Obtained and released by Judicial Watch, a nonpartisan educational foundation, the documents revealed "talking points" used by former Treasury Secretary Henry Paulson during the Oct. 13 meeting between federal officials and the executives that stressed the investments would be required "in any circumstance," whether the banks found them appealing or not.
Paulson also told the bankers it would not be prudent to opt out of the program because doing so "would leave you vulnerable and exposed."
It's no secret that some of the banks had to be pressured to participate in the program, with several bank CEOs saying they had been strongly encouraged to take the funds. But the documents are the first proof of the government's insistence.
"These documents show our government exercising unrestrained power over the private sector," said Judicial Watch President Tom Fitton in a statement.
Paulson's spokeswoman Michele Davis, who was a top aide when Paulson was at Treasury, on Thursday said, "Secretary Paulson was not one to read talking points at meetings."
Treasury Secretary Timothy Geithner's office did not respond to requests for comment.
The outcome of that fateful meeting — which resulted in the government taking direct stakes in the banks through $125 billion in preferred stock purchases — marked a shift in the government's strategy to fixing the financial system.
The Treasury had first decided to use a chunk of the $700 billion financial bailout package to pay for taking partial ownership stakes in banks, rather than using the money to buy rotten debts from financial institutions. The idea was that the investments would instill confidence in the system and get banks to lend again following the freeze of the credit markets.
The meeting was hosted by Paulson, Federal Reserve Chairman Ben Bernanke, Federal Deposit Insurance Corp.
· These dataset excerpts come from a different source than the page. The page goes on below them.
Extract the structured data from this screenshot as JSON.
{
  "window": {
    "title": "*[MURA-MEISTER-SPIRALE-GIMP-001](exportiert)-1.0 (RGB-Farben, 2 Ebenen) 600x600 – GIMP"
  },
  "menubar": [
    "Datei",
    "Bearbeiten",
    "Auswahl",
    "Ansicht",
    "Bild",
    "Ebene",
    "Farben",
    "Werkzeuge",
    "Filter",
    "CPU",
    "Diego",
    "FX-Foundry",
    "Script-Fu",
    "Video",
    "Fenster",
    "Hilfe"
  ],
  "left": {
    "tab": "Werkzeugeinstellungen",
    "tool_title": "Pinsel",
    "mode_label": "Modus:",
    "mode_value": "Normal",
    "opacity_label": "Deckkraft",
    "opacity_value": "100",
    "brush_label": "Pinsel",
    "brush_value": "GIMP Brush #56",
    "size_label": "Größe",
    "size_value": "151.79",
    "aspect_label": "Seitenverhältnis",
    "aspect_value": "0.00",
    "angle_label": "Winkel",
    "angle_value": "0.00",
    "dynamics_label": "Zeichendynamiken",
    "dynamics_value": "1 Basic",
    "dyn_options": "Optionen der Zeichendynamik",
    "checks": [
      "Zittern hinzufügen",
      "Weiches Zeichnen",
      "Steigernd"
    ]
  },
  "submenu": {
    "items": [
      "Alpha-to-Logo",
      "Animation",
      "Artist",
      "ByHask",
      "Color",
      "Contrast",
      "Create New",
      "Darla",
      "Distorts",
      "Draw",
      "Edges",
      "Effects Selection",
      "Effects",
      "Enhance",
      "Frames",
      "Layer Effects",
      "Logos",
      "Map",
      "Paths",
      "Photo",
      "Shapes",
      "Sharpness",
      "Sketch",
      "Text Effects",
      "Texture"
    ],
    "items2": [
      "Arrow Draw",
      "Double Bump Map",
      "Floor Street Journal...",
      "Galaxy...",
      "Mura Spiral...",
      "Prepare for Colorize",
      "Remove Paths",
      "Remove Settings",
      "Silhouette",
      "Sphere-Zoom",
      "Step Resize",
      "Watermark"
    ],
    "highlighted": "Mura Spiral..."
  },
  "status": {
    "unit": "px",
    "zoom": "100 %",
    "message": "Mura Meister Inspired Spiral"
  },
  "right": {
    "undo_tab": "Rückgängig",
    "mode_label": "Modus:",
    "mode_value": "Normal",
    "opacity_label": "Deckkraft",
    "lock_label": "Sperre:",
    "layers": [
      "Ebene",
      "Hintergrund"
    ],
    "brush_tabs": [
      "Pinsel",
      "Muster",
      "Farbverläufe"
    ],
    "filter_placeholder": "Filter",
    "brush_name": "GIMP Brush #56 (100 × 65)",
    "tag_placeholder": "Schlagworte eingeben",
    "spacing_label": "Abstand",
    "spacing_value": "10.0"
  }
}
Chairman Sheila Bair and current Treasury chief Timothy Geithner, who was then president of the New York Fed.
The banks that were initially required to accept the funds were Goldman Sachs Group Inc., Morgan Stanley, JPMorgan Chase & Co., Citigroup Inc., Wells Fargo & Co., State Street Corp., Bank of New York Mellon and Bank of America Corp., including the soon-to-be-acquired Merrill Lynch.
Paulson wanted healthy institutions that did not necessarily need capital from the government to participate in the program first to remove any stigma that might be associated with a bailout. He told reporters during a news conference that the intervention was "what we must do to restore confidence in our financial system."
The Treasury has since invested a total of $199.1 billion in more than 550 of the nation's banks, according to government data. Of that amount, $1.16 billion has been returned by 12 institutions.
Several other recipients of the funds, including JPMorgan and American Express Co., have stressed their desire to return the money as soon as possible. The funds have become burdensome for banks due to the increased government scrutiny and limits on compensation that are contingent with the investment.